李鸿章之治事最精核。每遇一问题,必再三盘诘,毫无假借,不轻然诺,既诺则必践之,实言行一致之人也。

李鸿章之在欧洲也,屡问人之年,及其家产几何。随员或请曰:“此西人所最忌也。宜勿尔。”鸿章不恤,盖其眼中,直无欧人,一切玩之于股掌之上而已。最可笑者,尝游英国某大工厂,观毕后,忽发一奇问,问于其工头曰:“君统领如许大之工场,一年所入几何?”工头曰:“薪水之外无他入。”李徐指其钻石指环曰:“然则此钻石从何来?”欧人传为奇谈。

世人竞传李鸿章富甲天下,此其事殆不可信。大约数百万金之产业,意中事也。招商局、电报局、开平煤矿、中国通商银行,其股份皆不少。或言南京、上海各地之当铺、银号,多属其管业云。

李鸿章之在京师也,常居贤良寺。盖曾文正平江南后,初次入都陛见,即僦居于此,后遂以为常,云:“将来此寺,当为《春明梦余录》添一故实矣。”

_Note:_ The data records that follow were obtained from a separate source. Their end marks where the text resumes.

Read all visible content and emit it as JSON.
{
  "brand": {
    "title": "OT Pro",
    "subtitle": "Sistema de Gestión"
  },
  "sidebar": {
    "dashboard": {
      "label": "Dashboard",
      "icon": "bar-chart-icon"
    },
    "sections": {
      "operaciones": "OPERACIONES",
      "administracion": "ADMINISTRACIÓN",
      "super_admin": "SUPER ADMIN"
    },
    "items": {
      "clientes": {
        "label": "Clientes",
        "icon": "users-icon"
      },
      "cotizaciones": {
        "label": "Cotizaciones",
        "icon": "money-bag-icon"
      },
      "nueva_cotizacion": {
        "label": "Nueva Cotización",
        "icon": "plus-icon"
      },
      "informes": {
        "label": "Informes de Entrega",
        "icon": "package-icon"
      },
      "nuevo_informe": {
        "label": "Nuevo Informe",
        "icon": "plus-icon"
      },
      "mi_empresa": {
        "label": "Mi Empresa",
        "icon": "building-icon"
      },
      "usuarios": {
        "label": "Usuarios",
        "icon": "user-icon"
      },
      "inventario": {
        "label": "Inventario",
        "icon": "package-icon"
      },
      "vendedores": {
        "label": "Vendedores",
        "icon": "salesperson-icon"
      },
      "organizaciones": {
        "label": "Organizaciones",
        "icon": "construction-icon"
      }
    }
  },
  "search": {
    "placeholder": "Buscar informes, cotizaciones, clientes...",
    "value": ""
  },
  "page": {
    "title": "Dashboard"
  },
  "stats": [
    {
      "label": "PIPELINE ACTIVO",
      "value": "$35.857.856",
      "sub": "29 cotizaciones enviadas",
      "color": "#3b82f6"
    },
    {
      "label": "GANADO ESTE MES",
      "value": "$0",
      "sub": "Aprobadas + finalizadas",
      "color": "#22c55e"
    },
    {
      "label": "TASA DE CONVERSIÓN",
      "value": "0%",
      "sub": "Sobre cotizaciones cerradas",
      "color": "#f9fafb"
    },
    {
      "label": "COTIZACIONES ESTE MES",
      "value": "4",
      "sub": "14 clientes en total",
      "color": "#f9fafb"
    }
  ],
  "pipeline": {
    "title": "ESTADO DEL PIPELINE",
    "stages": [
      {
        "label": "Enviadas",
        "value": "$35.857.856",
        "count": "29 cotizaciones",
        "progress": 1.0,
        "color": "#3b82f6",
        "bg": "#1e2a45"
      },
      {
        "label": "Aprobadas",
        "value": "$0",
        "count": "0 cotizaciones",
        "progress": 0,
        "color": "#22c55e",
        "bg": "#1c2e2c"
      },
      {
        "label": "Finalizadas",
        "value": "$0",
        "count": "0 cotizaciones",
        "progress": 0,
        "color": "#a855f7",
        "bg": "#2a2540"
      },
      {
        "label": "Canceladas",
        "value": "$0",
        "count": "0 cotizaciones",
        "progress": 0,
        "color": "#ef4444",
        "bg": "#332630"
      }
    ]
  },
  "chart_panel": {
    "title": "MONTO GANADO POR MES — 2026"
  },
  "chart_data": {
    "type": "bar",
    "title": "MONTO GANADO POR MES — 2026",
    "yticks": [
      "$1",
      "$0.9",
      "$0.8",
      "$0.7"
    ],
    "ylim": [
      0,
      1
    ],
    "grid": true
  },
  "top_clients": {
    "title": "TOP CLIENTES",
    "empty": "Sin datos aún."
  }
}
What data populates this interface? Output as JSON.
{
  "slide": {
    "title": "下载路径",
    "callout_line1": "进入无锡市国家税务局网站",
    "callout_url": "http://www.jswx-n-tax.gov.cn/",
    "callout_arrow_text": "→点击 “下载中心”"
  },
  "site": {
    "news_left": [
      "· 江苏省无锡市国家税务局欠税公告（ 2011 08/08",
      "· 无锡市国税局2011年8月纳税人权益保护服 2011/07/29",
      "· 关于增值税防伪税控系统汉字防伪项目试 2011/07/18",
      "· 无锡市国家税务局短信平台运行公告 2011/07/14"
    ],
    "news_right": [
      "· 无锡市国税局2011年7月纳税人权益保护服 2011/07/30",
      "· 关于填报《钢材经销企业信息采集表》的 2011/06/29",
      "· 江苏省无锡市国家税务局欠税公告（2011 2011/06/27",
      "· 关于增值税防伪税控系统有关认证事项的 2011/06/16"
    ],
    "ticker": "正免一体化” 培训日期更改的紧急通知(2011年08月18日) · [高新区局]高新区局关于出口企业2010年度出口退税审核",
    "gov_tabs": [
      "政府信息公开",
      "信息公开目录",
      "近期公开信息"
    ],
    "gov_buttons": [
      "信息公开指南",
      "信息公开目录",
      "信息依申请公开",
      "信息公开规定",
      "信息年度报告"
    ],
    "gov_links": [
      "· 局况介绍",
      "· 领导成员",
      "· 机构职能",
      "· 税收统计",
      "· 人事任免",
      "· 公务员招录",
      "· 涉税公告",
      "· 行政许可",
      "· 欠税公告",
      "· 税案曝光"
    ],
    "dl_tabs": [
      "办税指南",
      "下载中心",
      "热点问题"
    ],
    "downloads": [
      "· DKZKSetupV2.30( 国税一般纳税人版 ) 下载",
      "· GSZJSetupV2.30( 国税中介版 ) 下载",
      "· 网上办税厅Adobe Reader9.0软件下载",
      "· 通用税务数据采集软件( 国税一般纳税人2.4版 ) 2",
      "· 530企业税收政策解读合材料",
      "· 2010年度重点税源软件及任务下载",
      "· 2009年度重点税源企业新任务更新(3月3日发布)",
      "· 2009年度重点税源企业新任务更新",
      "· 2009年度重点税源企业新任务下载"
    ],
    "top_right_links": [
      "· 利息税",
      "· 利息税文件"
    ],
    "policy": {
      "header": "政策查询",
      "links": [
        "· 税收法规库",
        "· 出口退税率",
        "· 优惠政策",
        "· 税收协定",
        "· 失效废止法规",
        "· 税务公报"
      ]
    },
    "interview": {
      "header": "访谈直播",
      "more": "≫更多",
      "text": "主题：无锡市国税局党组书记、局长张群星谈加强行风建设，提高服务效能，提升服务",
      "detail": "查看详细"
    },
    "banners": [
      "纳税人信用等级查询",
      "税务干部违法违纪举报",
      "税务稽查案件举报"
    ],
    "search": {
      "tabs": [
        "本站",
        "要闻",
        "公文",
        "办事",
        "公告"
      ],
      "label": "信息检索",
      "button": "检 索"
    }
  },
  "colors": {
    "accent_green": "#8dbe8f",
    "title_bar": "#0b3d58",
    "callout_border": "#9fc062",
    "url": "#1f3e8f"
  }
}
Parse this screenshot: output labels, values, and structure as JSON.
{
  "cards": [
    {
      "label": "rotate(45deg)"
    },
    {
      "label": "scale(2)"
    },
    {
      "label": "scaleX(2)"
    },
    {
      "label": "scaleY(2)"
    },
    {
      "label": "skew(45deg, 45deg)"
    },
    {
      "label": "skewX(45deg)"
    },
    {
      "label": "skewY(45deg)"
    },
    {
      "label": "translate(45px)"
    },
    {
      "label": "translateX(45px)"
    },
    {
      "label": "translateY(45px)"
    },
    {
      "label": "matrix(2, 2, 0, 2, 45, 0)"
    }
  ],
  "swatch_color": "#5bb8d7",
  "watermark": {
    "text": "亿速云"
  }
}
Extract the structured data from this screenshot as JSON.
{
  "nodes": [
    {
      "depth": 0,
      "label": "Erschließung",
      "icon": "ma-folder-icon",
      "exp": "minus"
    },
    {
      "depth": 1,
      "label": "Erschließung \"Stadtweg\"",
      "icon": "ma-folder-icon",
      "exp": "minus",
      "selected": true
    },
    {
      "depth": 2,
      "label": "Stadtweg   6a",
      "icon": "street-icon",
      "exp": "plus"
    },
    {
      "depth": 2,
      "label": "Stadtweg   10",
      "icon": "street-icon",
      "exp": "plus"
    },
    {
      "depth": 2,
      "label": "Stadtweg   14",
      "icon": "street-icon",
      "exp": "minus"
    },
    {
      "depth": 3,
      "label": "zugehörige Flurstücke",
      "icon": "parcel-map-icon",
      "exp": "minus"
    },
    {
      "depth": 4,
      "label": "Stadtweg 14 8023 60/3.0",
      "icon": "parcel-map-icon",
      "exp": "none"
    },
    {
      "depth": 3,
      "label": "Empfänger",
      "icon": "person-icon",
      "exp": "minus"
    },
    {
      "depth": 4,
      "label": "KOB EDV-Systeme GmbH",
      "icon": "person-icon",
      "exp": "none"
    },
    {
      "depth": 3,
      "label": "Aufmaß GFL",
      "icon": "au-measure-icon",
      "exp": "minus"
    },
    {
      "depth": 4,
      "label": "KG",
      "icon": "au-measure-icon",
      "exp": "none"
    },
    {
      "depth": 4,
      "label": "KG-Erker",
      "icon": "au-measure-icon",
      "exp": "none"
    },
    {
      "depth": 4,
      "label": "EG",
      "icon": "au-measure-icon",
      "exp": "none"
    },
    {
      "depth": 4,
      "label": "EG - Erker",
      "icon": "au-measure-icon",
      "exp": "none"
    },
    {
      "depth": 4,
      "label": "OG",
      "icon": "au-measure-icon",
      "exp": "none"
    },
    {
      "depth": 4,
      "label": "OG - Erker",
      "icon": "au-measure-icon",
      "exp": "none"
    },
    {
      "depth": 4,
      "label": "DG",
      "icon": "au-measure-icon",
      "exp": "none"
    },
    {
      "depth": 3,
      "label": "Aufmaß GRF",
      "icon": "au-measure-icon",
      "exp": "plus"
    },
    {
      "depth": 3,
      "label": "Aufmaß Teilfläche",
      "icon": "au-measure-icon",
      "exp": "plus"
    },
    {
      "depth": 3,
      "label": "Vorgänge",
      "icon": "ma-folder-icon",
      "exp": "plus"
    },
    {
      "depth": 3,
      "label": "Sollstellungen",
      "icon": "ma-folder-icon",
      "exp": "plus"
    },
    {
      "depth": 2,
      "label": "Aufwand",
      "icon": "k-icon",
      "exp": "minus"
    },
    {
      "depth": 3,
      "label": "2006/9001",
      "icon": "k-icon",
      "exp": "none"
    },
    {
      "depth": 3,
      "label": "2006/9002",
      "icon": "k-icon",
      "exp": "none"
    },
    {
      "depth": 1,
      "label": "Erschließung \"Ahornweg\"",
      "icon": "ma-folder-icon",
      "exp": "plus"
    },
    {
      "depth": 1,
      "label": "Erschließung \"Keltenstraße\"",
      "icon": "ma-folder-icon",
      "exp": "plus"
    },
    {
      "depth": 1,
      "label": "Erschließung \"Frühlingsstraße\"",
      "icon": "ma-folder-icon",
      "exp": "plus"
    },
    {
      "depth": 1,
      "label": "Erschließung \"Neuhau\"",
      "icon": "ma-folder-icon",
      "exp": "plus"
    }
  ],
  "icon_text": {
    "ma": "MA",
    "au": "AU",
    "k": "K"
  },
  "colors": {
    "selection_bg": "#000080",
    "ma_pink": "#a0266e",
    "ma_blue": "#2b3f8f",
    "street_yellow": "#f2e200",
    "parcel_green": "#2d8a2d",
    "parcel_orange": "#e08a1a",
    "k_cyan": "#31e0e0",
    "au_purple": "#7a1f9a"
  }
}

李鸿章生平最遗恨者一事,曰未尝掌文衡。戊戌会试时在京师,谓必得之,卒未获。虽朝考阅卷大臣,亦未尝一次派及,李颇怏怏云。以盖代勋名,而恋恋于此物,可见科举之毒入人深矣。

以上数条不过偶所触及,拉杂记之,以观其人物之一斑而已。著者与李鸿章相交既不深,不能多识其遗闻轶事,又以无关大体,载不胜载,故从缺如。然则李鸿章果何等之人物乎?吾欲以两言论断之曰:不学无术,不敢破格,是其所短也;不避劳苦,不畏谤言,是其所长也。呜呼,李鸿章往矣。而天下多难,将更有甚于李鸿章时代者,后之君子,何以待之?吾读日本报章有德富苏峰著论一篇,其品评李鸿章有独到之点,兹译录如下:

支那之名物李鸿章逝,东洋之政局,自此不免有寂寞,不独为清廷起乔凋柱折之感而已。概而言之,谓李鸿章人物之伟大,事功之崇隆,不如谓其福命之过人也。彼早岁得科第,入词馆,占清贵名誉之地位。际长发之乱,为曾国藩幕僚,任淮军统帅。赖戈登之力,以平定江苏。及其平捻也,亦禀承曾国藩之遗策,遂成大功。及为直隶总督,办天津教案,正当要挟狼狈之际,忽遇普法战起,法、英、俄、美皆奔走喘息于西欧大事,而此教案遂销沉于无声无影之间。迩来二十有五年,彼总制北洋,开府天津,综支那之大政,立世界之舞台,此实彼之全盛时代也。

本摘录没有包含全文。